5.6: Using Trained Models#
With a trained QuantGov estimator, predictions about a new corpus can be made with the quantgov ml estimate
command, which takes the following positional arguments:
estimator: the path to the estimator file
corpus: the path to the corpus to be analyzed
The following optional arguments are also available:
probability: for a classification problem, produce probability estimates instead of class predictions
precision (defaults to 4): when probabilities are produced, the desired number of decimal points of precision
outfile or -o (defaults to standard out): the path to a file where results should be saved.
ML Analysis - Practice Corpus and Estimator#
With a fully-built QuantGov corpus and an estimator, it’s now possible to build a full set of analyses into a dataset. Generally that will mean running a number of natural language analyses as well as trained algorithm or two.
Let’s start by running two built-in QuantGov analyses: the standard word count, and the conditional count, which gives one measure of the complexity of the document. Run these two commands:
quantgov nlp count_words corpus-fr-2016 -o wordcount.csv
quantgov nlp count_conditionals corpus-fr-2016 -o conditionals.csv
Now we are ready to add in the machine learning estimates from the estimator we trained earlier. Start by copying the is_world_classifier.qge
file from the estimator’s data
directory into the directory where you created the corpora and estimators.
Now run the following command:
quantgov ml estimate is_world_classifier.qge corpus-fr-2016 -o is_world.csv
Open the resulting is_world.csv
in a spreadsheet editor or statistical package, and you will see the familiar QuantGov analysis format: one column for each index level, and another for the analysis value itself. In this case, the results are True and False values because we trained a binary classification model.
In this particular case, we can also see how well our classifier did because the true value is right there in the first level of the index. In my results, the classifier performed decently well out-of-the-box on standard metrics: 93% accuracy, with a precision of .84, a recall of .7, and an F1 score of .77; in practice, however, it would generally be appropriate to further customize the estimator before training to improve those scores even more.

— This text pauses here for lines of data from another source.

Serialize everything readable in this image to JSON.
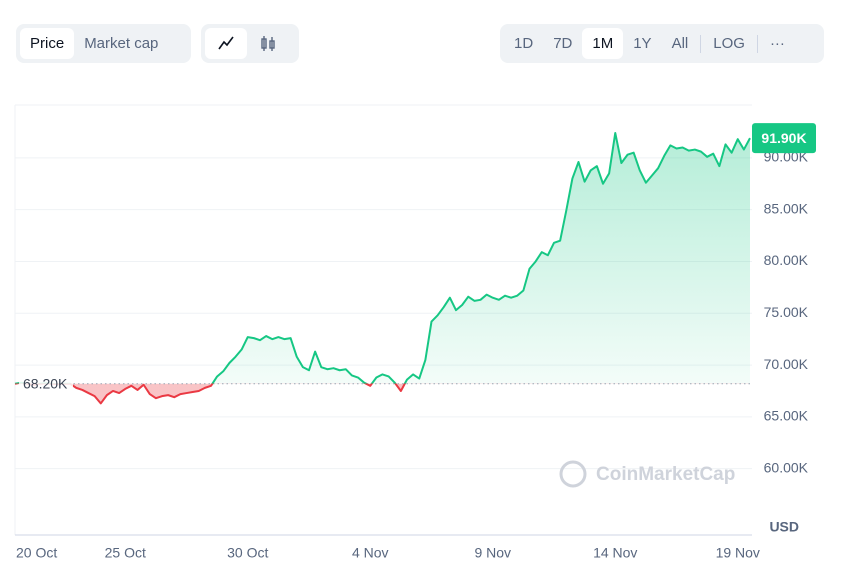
{
  "controls": {
    "tabs": [
      "Price",
      "Market cap"
    ],
    "ranges": [
      "1D",
      "7D",
      "1M",
      "1Y",
      "All",
      "LOG",
      "···"
    ]
  },
  "chart_data": {
    "type": "line",
    "categories": [
      "20 Oct",
      null,
      null,
      null,
      null,
      null,
      null,
      null,
      null,
      null,
      null,
      null,
      null,
      null,
      null,
      null,
      null,
      null,
      "25 Oct",
      null,
      null,
      null,
      null,
      null,
      null,
      null,
      null,
      null,
      null,
      null,
      null,
      null,
      null,
      null,
      null,
      null,
      null,
      null,
      "30 Oct",
      null,
      null,
      null,
      null,
      null,
      null,
      null,
      null,
      null,
      null,
      null,
      null,
      null,
      null,
      null,
      null,
      null,
      null,
      null,
      "4 Nov",
      null,
      null,
      null,
      null,
      null,
      null,
      null,
      null,
      null,
      null,
      null,
      null,
      null,
      null,
      null,
      null,
      null,
      null,
      null,
      "9 Nov",
      null,
      null,
      null,
      null,
      null,
      null,
      null,
      null,
      null,
      null,
      null,
      null,
      null,
      null,
      null,
      null,
      null,
      null,
      null,
      "14 Nov",
      null,
      null,
      null,
      null,
      null,
      null,
      null,
      null,
      null,
      null,
      null,
      null,
      null,
      null,
      null,
      null,
      null,
      null,
      null,
      "19 Nov",
      null,
      null
    ],
    "values": [
      68200,
      68300,
      68200,
      68100,
      68200,
      68250,
      68200,
      68150,
      68200,
      68200,
      67800,
      67600,
      67300,
      67000,
      66300,
      67100,
      67500,
      67300,
      67700,
      68000,
      67600,
      68100,
      67200,
      66800,
      67000,
      67100,
      66900,
      67200,
      67300,
      67400,
      67500,
      67800,
      68000,
      68900,
      69400,
      70200,
      70800,
      71500,
      72700,
      72600,
      72400,
      72800,
      72500,
      72700,
      72500,
      72600,
      70800,
      69800,
      69500,
      71300,
      69800,
      69600,
      69700,
      69500,
      69600,
      69000,
      68800,
      68300,
      68000,
      68800,
      69100,
      68900,
      68300,
      67500,
      68600,
      69100,
      68700,
      70500,
      74200,
      74800,
      75600,
      76500,
      75300,
      75800,
      76600,
      76200,
      76300,
      76800,
      76500,
      76300,
      76700,
      76500,
      76700,
      77200,
      79300,
      80000,
      80900,
      80600,
      81800,
      82000,
      84900,
      88000,
      89600,
      87700,
      88800,
      89200,
      87500,
      88500,
      92400,
      89500,
      90300,
      90500,
      88800,
      87600,
      88300,
      89000,
      90200,
      91200,
      90900,
      91000,
      90700,
      90800,
      90600,
      90100,
      90400,
      89200,
      91300,
      90500,
      91800,
      90800,
      91900
    ],
    "color": "#16c784",
    "down_color": "#ea3943",
    "baseline": 68200,
    "baseline_label": "68.20K",
    "last_value_label": "91.90K",
    "ylim": [
      53600,
      95100
    ],
    "yticks": [
      {
        "value": 60000,
        "label": "60.00K"
      },
      {
        "value": 65000,
        "label": "65.00K"
      },
      {
        "value": 70000,
        "label": "70.00K"
      },
      {
        "value": 75000,
        "label": "75.00K"
      },
      {
        "value": 80000,
        "label": "80.00K"
      },
      {
        "value": 85000,
        "label": "85.00K"
      },
      {
        "value": 90000,
        "label": "90.00K"
      }
    ],
    "y_unit": "USD",
    "watermark": "CoinMarketCap",
    "grid": true
  }
}
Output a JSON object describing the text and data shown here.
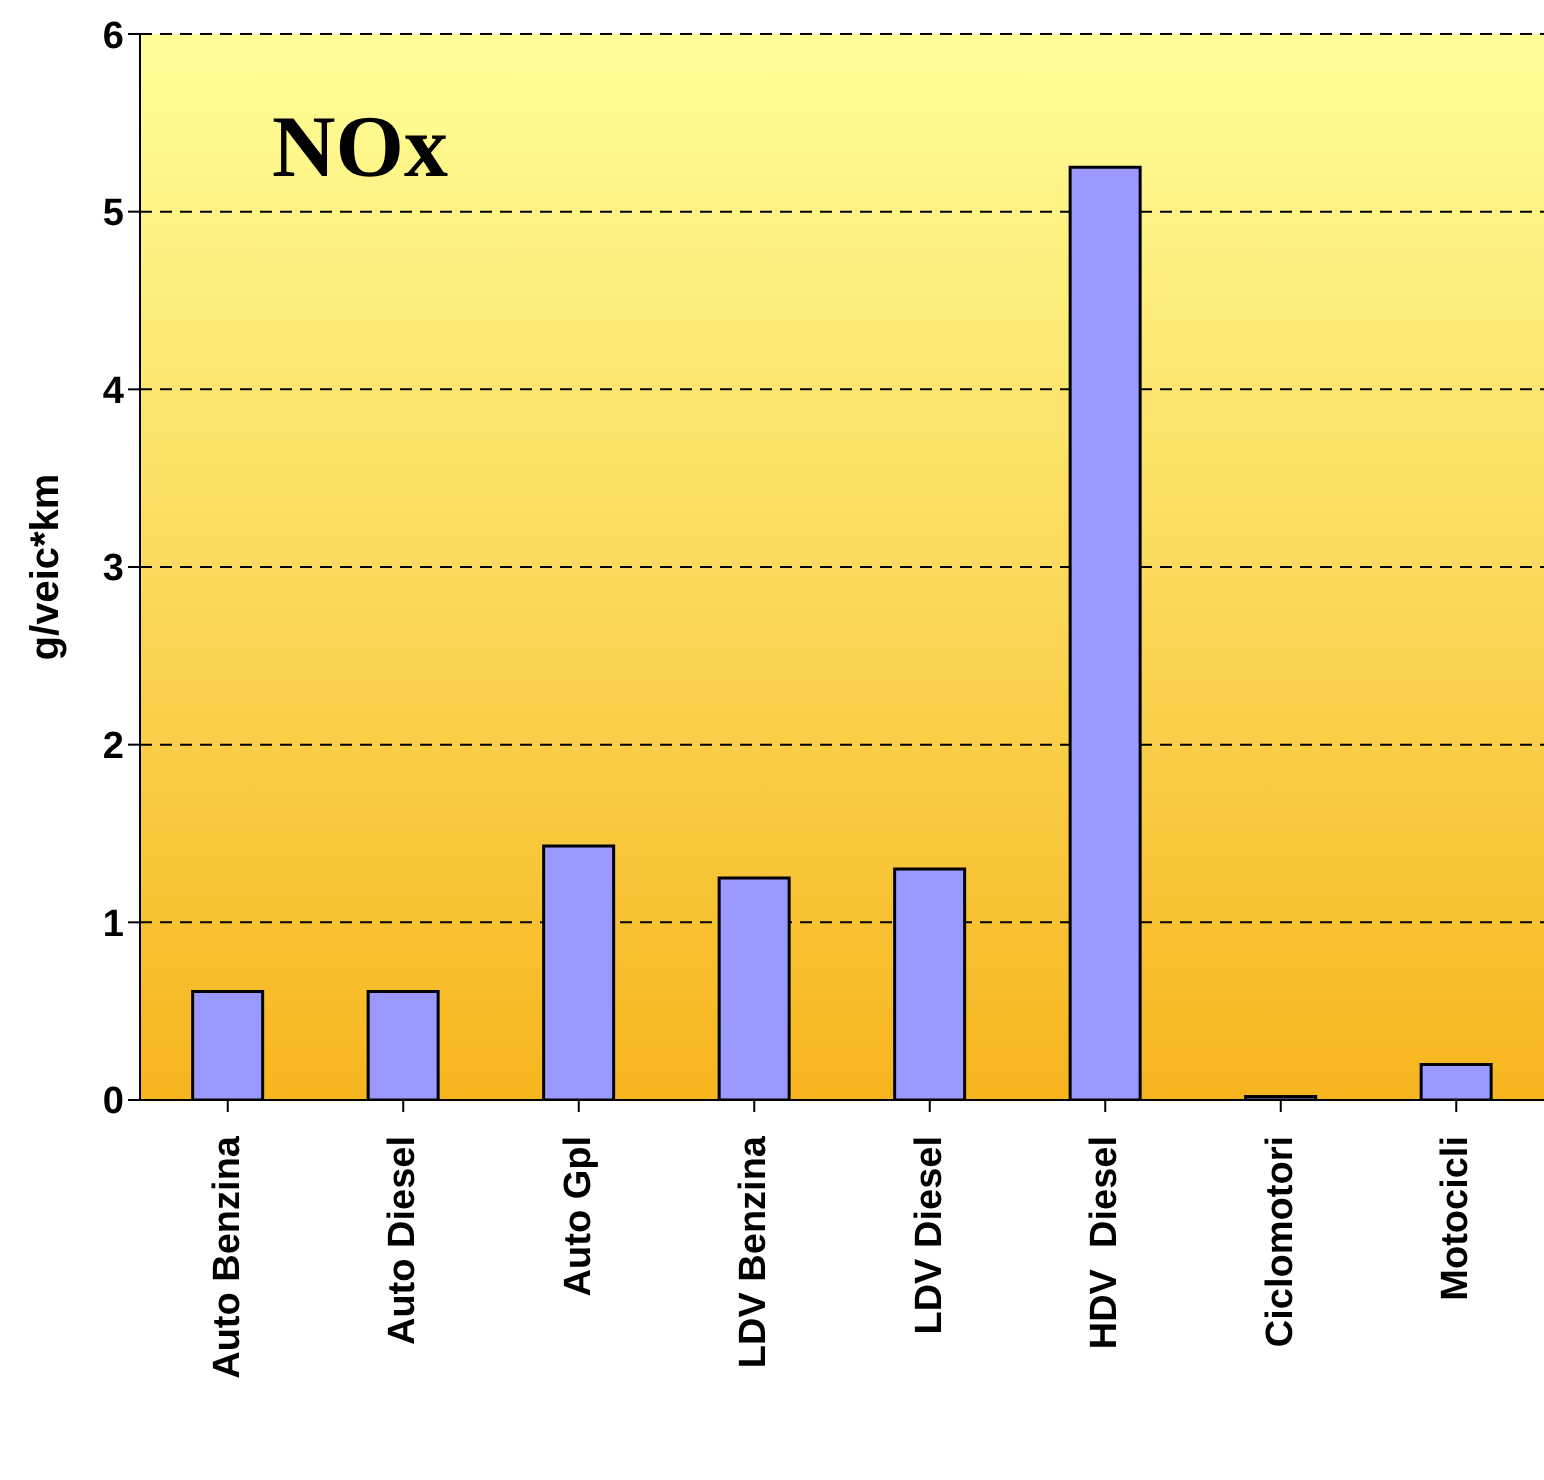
{
  "chart_data": {
    "type": "bar",
    "title": "NOx",
    "ylabel": "g/veic*km",
    "categories": [
      "Auto Benzina",
      "Auto Diesel",
      "Auto Gpl",
      "LDV Benzina",
      "LDV Diesel",
      "HDV  Diesel",
      "Ciclomotori",
      "Motocicli"
    ],
    "values": [
      0.61,
      0.61,
      1.43,
      1.25,
      1.3,
      5.25,
      0.02,
      0.2
    ],
    "color": "#9999ff",
    "ylim": [
      0,
      6
    ],
    "yticks": [
      0,
      1,
      2,
      3,
      4,
      5,
      6
    ],
    "grid": "y"
  }
}
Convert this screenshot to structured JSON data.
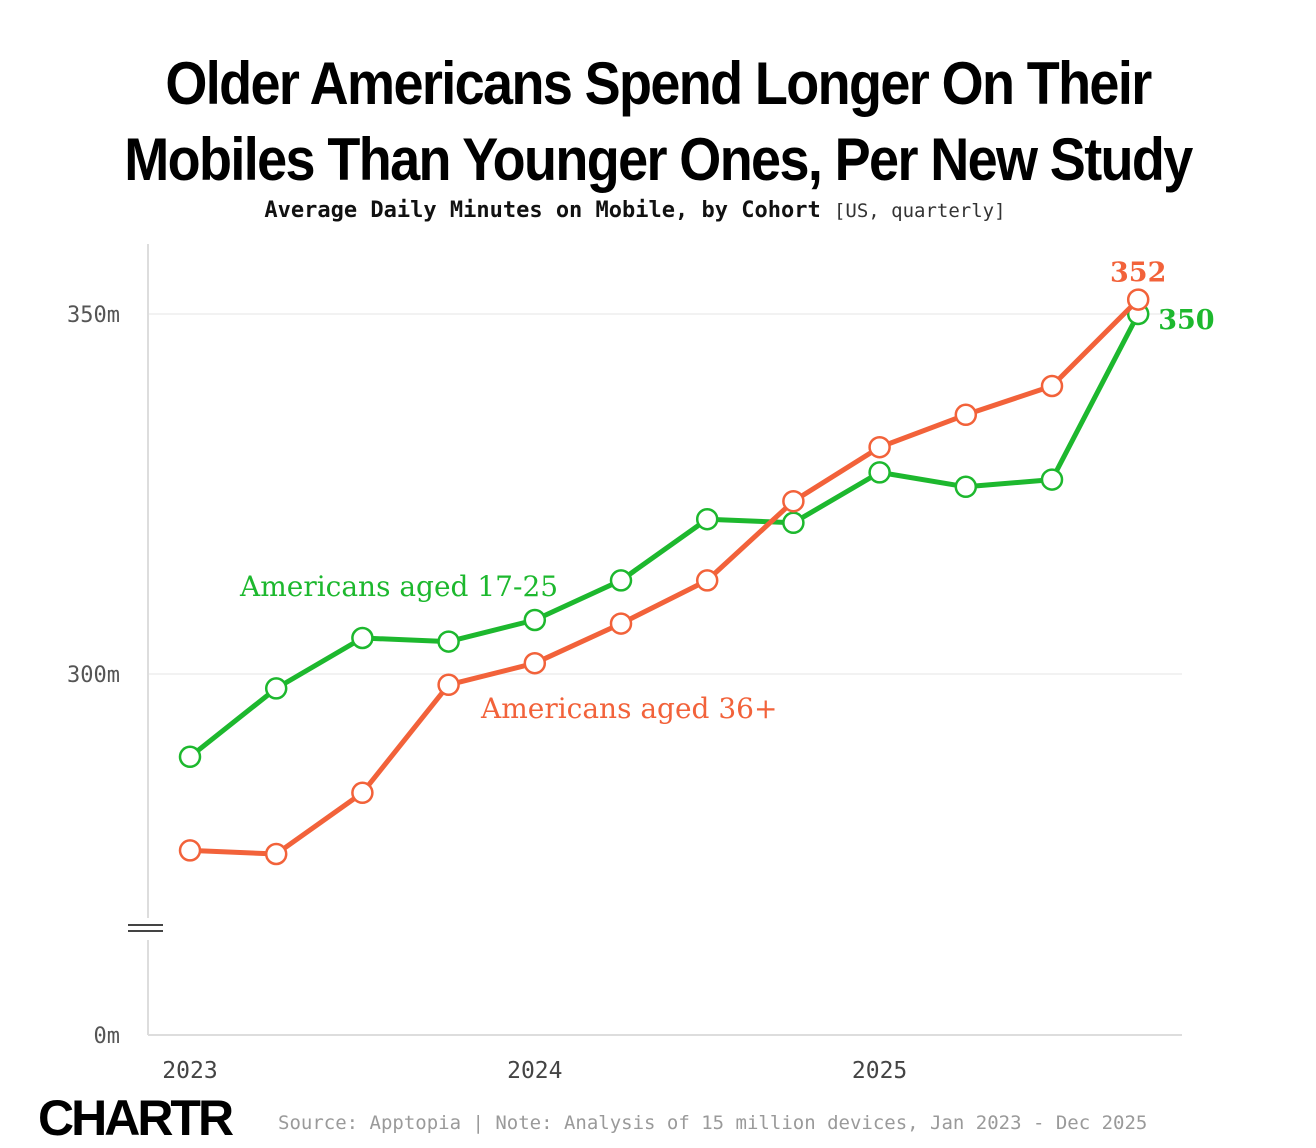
{
  "header": {
    "title_line1": "Older Americans Spend Longer On Their",
    "title_line2": "Mobiles Than Younger Ones, Per New Study",
    "subtitle_main": "Average Daily Minutes on Mobile, by Cohort",
    "subtitle_note": "[US, quarterly]"
  },
  "colors": {
    "young": "#1db82e",
    "old": "#f2623a",
    "axis": "#dddddd",
    "grid": "#eeeeee",
    "tick": "#555555"
  },
  "chart_data": {
    "type": "line",
    "title": "Older Americans Spend Longer On Their Mobiles Than Younger Ones, Per New Study",
    "subtitle": "Average Daily Minutes on Mobile, by Cohort [US, quarterly]",
    "xlabel": "",
    "ylabel": "",
    "x": [
      "Q1 2023",
      "Q2 2023",
      "Q3 2023",
      "Q4 2023",
      "Q1 2024",
      "Q2 2024",
      "Q3 2024",
      "Q4 2024",
      "Q1 2025",
      "Q2 2025",
      "Q3 2025",
      "Q4 2025"
    ],
    "x_tick_labels": [
      {
        "index": 0,
        "label": "2023"
      },
      {
        "index": 4,
        "label": "2024"
      },
      {
        "index": 8,
        "label": "2025"
      }
    ],
    "y_tick_labels": [
      {
        "value": 350,
        "label": "350m"
      },
      {
        "value": 300,
        "label": "300m"
      },
      {
        "value": 0,
        "label": "0m"
      }
    ],
    "axis_break": true,
    "ylim": [
      0,
      360
    ],
    "grid": true,
    "series": [
      {
        "name": "Americans aged 17-25",
        "key": "young",
        "values": [
          288.5,
          298,
          305,
          304.5,
          307.5,
          313,
          321.5,
          321,
          328,
          326,
          327,
          350
        ],
        "end_label": "350"
      },
      {
        "name": "Americans aged 36+",
        "key": "old",
        "values": [
          275.5,
          275,
          283.5,
          298.5,
          301.5,
          307,
          313,
          324,
          331.5,
          336,
          340,
          352
        ],
        "end_label": "352"
      }
    ]
  },
  "footer": {
    "logo": "CHARTR",
    "source": "Source: Apptopia | Note: Analysis of 15 million devices, Jan 2023 - Dec 2025"
  }
}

QuantGov can also produce probability estimates instead of classifications, by adding the --probability
flag. Run the following command:
quantgov ml estimate is_world_classifier.qge corpus-fr-2016 --probability -o is_world_prob.csv
Open the resulting is_world_prob.csv
and you will see that instead of True and False values, the estimates are probabilities of belonging to the “world” section of the Federal Register. Sorting these results by the probability shows that the documents with a very high probability tend to actually be “world” section documents, while those with a very low probability generally are not—exactly what we would want.
We now have four pieces of data: word count, conditional count, is-world classification, and is-world probability. They could certainly be circulated separately, but QuantGov analyses are also designed to be easily merged together using the index.
For example, create a file called combine_datasets.py
in the folder with your analysis results with these contents:
import argparse
import pandas as pd
from pathlib import Path
def parse_args():
parser = argparse.ArgumentParser()
parser.add_argument('dataset', nargs='+', type=pd.read_csv)
parser.add_argument('-o', '--outfile', required=True)
return parser.parse_args()
def main():
args = parse_args()
results = args.dataset[0]
for df in args.dataset[1:]:
results = results.merge(df)
results.to_csv(args.outfile, index=False)
if __name__ == "__main__":
main()
Now in that folder, run the command:
python combine_datasets.py -o fr2016_isworld.csv wordcount.csv conditionals.csv is_world.csv is_world_prob.csv
The resulting fr2016_isworld.csv
file will have all the results generated, ready for further analysis and distribution. Similar scripts or boilerplate are simple to produce for most statistical analysis software.